Dossier Nord-Sud

Le colonialisme se joue au sein de nos luttes écologistes

Guillaume Gamblin

Nous l’avons vu tout au long de ce dossier, colonialisme et destruction écologique sont intimement liés. Ce processus se poursuit dans nos sociétés avec le racisme environnemental. Comment renverser la vapeur et créer les conditions d’une écologie résolument décoloniale ?

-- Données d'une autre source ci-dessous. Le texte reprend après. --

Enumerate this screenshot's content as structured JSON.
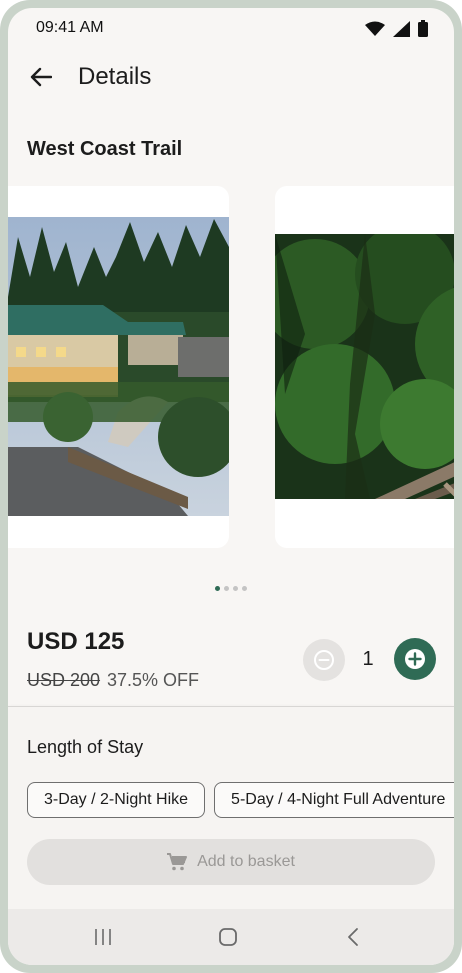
{
  "status_bar": {
    "time": "09:41 AM",
    "icons": [
      "wifi-icon",
      "signal-icon",
      "battery-icon"
    ]
  },
  "app_bar": {
    "title": "Details",
    "back_icon": "arrow-back-icon"
  },
  "product": {
    "title": "West Coast Trail",
    "images": [
      {
        "subject": "lodge-among-forest-photo"
      },
      {
        "subject": "forest-boardwalk-photo"
      }
    ],
    "carousel_dots": 4,
    "active_dot": 0,
    "price": "USD 125",
    "original_price": "USD 200",
    "discount": "37.5% OFF",
    "quantity": "1"
  },
  "stay": {
    "label": "Length of Stay",
    "options": [
      {
        "label": "3-Day / 2-Night Hike"
      },
      {
        "label": "5-Day / 4-Night Full Adventure"
      }
    ]
  },
  "basket": {
    "label": "Add to basket",
    "icon": "cart-icon"
  },
  "colors": {
    "accent": "#2f6b55",
    "background": "#f8f6f4",
    "frame": "#c9d3c9"
  }
}
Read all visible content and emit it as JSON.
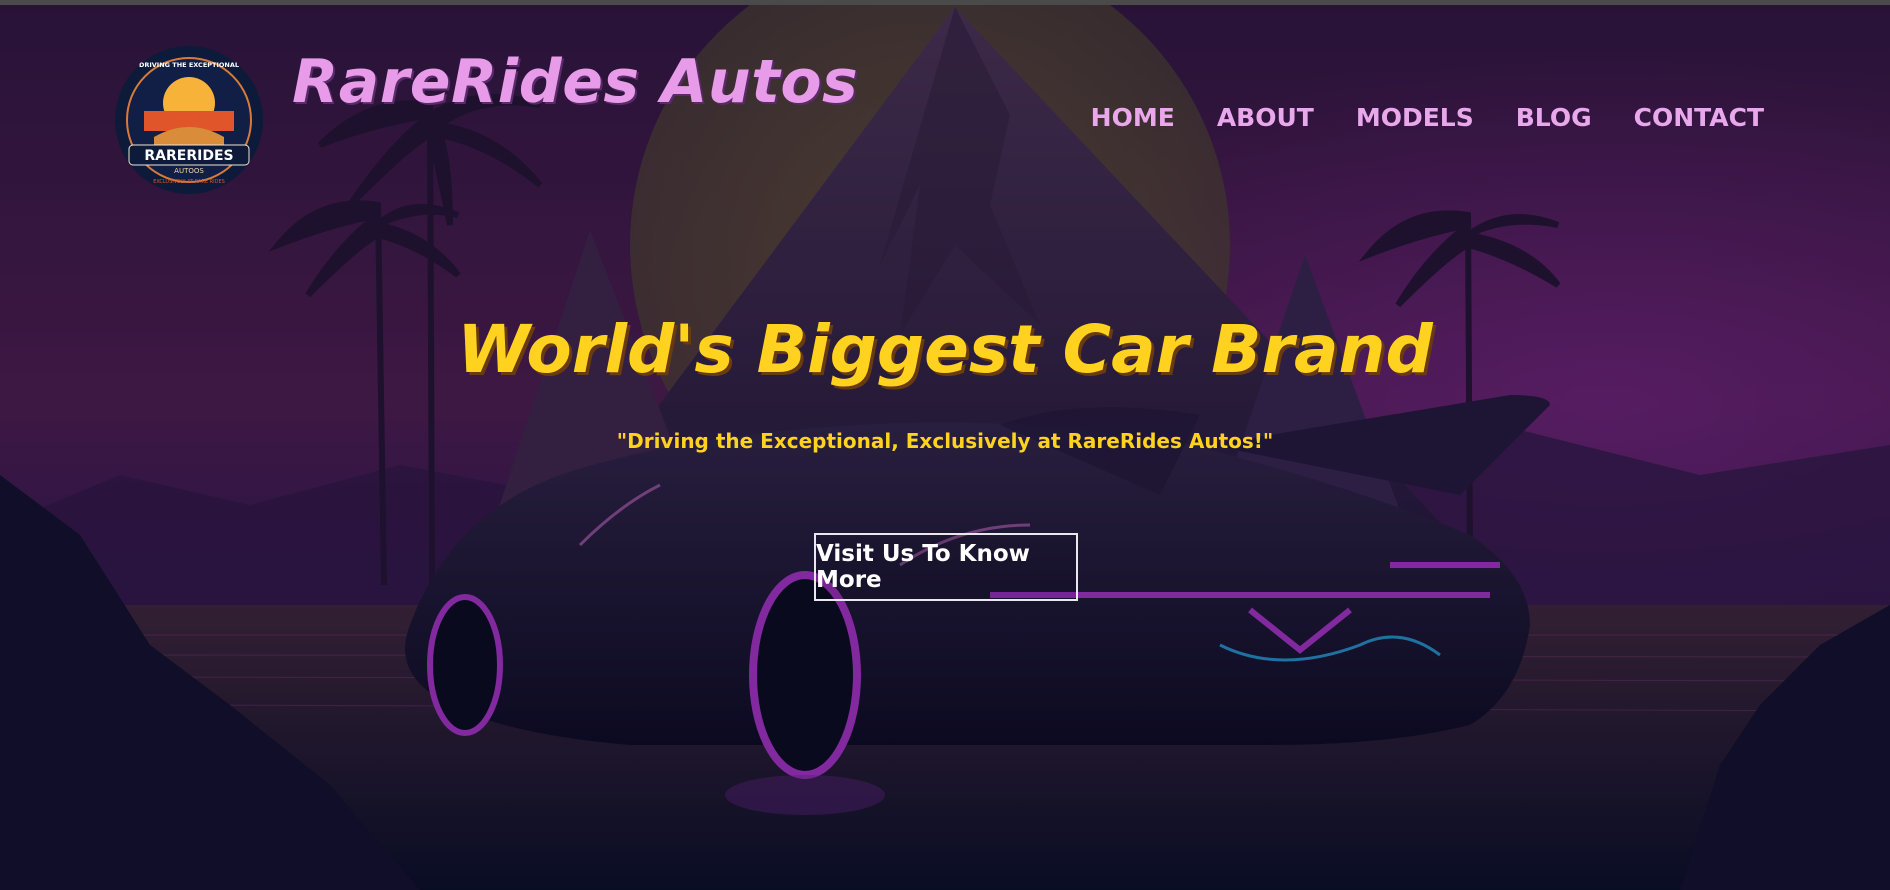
{
  "header": {
    "brand_name": "RareRides Autos",
    "logo": {
      "top_text": "DRIVING THE EXCEPTIONAL",
      "main_text": "RARERIDES",
      "sub_text": "AUTOOS",
      "bottom_text": "EXCLUSIVELY AT RARE RIDES"
    },
    "nav": [
      "HOME",
      "ABOUT",
      "MODELS",
      "BLOG",
      "CONTACT"
    ]
  },
  "hero": {
    "headline": "World's Biggest Car Brand",
    "tagline": "\"Driving the Exceptional, Exclusively at RareRides Autos!\"",
    "cta_label": "Visit Us To Know More"
  },
  "colors": {
    "brand_pink": "#e79be8",
    "headline_yellow": "#ffd21f",
    "neon_magenta": "#c43adf",
    "neon_cyan": "#2aa8e0"
  },
  "icons": [
    "logo-emblem",
    "palm-tree-icon",
    "mountain",
    "sports-car"
  ]
}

Comme le rappelle Malcolm Ferdinand dans son ouvrage Une écologie décoloniale, l’esclavage a été la matrice de la destruction des écosystèmes. Il a été à la fois le moment d’une immense violence, parfois génocidaire, et de la transformation du monde en usine géante.
En 2021, l’exploitation des forêts primaires, des mines, des terres arables, des cours d’eau, etc. est en de nombreux points du globe synonyme d’expropriation de populations indigènes ou autochtones, de meurtres de défenseu·ses de leur territoire, d’exploitation économique, d’esclavage d’enfants, de répression militarisée sous tutelle occidentale, etc.
Ces processus d’une violence inouïe témoignent d’un même mépris pour les humains et pour le reste du vivant de la part de la frange la plus riche de la planète, au profit d’une croissance économique démesurée, sans limites.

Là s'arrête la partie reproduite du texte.